All’epoca infatti il due pezzi era perfetto per praticare sport come l’atletica, la ginnastica e la danza.
Secondo alcuni storici, tuttavia, forse il concetto di bikini nasceva ancor prima dei greci e dei romani, bensì nelle civiltà che si erano stanziate nella zona della Turchia moderna.
Dal costume da bagno castigato al bikini
Dopo il periodo degli eccessi e della trasgressione, come detto, l’avvento del cattolicesimo castigò il concetto di donna, e per i secoli a seguire fino al 1700, scoprire il proprio corpo fu considerato sintomo di poca inibizione da parte delle donne.
Si usavano infatti, in qualunque circostanza e anche per il bagno, degli abiti con corpetti e calzoni ai quali venivano sovrapposte grandi gonne oppure abbondanti mantelli.
Ogni lembo di pelle delle donne doveva in pratica rimanere coperto e nascosto agli occhi degli uomini.
Durante poi l’età vittoriana (1837-1901) nel Regno Unito (e meno diffusamente in altri paesi) nacquero le cosiddette bathing machines cioè cabine di legno con ruote che, portate in mare da cavalli con le donne a bordo, consentivano loro, una volta uscite, di nuotare lontano da occhi maschili indiscreti.
Qualunque fosse la mise, mai e poi mai si poteva fare sfoggio del proprio corpo davanti ad altre persone.
La rivoluzione del 1900
Fu però nel secolo scorso che iniziò ad emergere una spiccata propensione femminile alla ribellione e alla trasgressione: il vestiario per andare al mare cominciava a ridursi in ampiezza e in lunghezza.
Coco Chanel negli anni ’20 rivoluziona la moda del momento e porta in passerella delle collezioni fatte di abiti più corti e scollati, con pantaloncini staccati dal corpetto.
Continuando su questa lunghezza d’onda, negli anni ’30 jacques Heim creò il due pezzi (chiamato “atomo“) composto da un reggiseno e una culottes a vita alta che nascondeva l’ombelico. Ci avviciniamo sempre di più così al concetto di bikini.
Nel 1946 fu Louis Réard a portare nella società il bikini come lo conosciamo oggi: un reggiseno e una mutandina che metteva in risalto anche l’ombelico.
A sfoggiare il primo modello fu la spogliarellista e modella Micheline Bernardini durante una sfilata a bordo di una piscina a Parigi.

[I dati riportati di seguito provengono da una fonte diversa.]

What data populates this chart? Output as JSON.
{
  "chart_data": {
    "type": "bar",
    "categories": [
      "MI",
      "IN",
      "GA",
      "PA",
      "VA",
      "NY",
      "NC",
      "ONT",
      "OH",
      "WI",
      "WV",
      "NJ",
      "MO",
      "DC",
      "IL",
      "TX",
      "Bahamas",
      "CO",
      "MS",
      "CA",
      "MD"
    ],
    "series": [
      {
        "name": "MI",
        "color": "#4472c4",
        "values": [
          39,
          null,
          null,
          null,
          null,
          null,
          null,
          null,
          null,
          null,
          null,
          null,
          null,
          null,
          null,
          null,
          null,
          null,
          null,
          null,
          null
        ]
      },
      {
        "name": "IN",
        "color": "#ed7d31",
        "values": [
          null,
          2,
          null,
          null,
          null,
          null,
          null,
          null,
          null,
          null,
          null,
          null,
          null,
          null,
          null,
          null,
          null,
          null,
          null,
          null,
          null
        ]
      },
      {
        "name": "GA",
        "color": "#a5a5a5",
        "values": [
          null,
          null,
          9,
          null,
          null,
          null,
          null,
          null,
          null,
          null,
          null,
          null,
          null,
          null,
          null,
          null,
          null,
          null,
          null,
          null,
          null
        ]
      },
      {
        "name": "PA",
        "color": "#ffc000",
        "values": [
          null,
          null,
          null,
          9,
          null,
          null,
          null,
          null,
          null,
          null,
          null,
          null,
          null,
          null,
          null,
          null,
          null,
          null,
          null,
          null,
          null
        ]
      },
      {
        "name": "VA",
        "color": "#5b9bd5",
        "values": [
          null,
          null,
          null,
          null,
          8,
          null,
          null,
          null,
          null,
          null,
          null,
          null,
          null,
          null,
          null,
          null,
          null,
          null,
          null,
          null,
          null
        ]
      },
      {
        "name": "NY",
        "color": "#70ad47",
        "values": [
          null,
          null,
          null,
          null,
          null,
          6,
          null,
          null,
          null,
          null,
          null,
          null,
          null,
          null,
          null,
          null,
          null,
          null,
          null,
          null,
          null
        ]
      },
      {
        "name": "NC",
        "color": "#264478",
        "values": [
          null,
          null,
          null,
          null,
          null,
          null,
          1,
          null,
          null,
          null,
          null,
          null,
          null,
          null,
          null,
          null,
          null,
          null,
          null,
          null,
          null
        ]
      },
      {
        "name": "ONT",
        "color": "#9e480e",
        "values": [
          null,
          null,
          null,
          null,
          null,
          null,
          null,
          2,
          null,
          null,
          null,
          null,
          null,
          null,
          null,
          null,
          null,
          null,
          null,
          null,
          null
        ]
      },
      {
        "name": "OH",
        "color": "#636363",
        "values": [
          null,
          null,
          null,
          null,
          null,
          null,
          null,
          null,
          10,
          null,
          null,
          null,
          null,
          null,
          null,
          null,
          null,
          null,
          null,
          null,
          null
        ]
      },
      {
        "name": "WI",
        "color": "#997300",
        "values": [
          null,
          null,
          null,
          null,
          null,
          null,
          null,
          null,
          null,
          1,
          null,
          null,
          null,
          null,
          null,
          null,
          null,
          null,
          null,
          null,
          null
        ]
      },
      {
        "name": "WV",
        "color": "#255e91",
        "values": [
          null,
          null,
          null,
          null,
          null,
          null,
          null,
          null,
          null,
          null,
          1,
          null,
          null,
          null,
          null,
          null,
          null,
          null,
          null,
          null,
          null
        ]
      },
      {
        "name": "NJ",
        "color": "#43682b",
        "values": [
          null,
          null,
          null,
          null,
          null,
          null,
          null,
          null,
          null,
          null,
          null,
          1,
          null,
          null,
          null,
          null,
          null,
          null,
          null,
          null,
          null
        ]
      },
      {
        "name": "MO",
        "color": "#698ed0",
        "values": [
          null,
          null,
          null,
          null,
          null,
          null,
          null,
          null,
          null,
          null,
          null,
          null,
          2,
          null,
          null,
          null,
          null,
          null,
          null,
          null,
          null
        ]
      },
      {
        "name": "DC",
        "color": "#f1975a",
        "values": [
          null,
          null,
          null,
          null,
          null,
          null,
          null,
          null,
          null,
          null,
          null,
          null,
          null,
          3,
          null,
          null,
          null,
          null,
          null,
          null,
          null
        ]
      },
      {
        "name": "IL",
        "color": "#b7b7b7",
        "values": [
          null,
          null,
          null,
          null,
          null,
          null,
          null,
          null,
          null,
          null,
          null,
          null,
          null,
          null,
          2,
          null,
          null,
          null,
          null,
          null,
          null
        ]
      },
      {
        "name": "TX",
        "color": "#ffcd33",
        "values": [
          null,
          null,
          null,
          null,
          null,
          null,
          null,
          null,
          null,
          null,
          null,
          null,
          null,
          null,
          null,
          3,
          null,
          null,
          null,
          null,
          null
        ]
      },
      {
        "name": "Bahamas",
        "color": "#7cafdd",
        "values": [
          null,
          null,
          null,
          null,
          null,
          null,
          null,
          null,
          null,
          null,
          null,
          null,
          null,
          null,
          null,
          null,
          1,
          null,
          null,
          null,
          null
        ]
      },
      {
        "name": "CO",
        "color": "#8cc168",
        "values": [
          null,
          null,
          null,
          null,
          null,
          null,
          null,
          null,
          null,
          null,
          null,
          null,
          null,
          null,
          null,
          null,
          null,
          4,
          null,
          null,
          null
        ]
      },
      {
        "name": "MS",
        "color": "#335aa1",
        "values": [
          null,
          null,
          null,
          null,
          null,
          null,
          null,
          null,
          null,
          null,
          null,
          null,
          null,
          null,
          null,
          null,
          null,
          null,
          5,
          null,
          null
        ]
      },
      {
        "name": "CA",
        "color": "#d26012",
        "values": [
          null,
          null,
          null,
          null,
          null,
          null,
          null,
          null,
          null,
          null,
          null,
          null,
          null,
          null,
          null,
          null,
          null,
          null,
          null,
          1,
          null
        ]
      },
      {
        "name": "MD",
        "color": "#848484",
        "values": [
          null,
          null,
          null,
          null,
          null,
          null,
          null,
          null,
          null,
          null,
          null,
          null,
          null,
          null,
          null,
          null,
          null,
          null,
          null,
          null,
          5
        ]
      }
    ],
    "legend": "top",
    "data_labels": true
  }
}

Per i valori incarnati dalla società del momento quello fu uno scandalo a 360 gradi tanto che il bikini fu censurato per tornare in vendita solo negli anni ‘50.
E infatti, durante l’edizione del 1951 del concorso di Miss Mondo che si tenne a Londra, l’indegno due pezzi fu vietato: anche quell’America considerata nazione liberalità per antonomasia si lasciò scandalizzare dal corpo semi scoperto della donna.
Il cambiamento al cinema
Intanto nel mondo cinematografico, cominciava a venire in risalto la trasgressione tipica della “femmina”.
E così nel 1952 Brigitte Bardot indossò il bikini in “Manina, ragazza senza veli“. Lo stesso fece Marisa Allasio nel 1956 in “Poveri ma belli” e lo stesso anno di nuovo alla Bardot in “E Dio creò la donna“.
Ma l’era del bikini inizia con Ursula Andress, la prima Bond girl, che nel 1962 in “Agente 007 – Licenza di uccidere” diventò l’icona femminile in bikini più famosa della storia del cinema. Nel 1966 fu la volta della bellissima Raquel Welch in “Un milione di anni fa“.
I cambiamenti sociali fino ai giorni nostri
Dalla civiltà antica ad oggi, il concetto di bikini è sempre stato associato alle all’emancipazione femminile, e soprattutto nei secoli scorsi le donne hanno sempre provato a ritagliarsi il giusto margine di libertà all’interno della società.
Forse proprio grazie ai movimenti femministi, alla rivoluzione del cinema, all’avvento dei mezzi di comunicazione e dei boom economici, il bikini ha fatto innamorare le donne di tutto il mondo rivelandosi emblema della femminilità.
Non fu certo un caso che agli inizi del 900, il Vaticano, neanche a dirlo, lo dichiarò peccaminoso.
Continuando la battaglia per l’emancipazione negli anni ’80, si passo addirittura dal bikini, al trionfo del topless.
I classici slip persero i centimetri per fare spazio al tanga.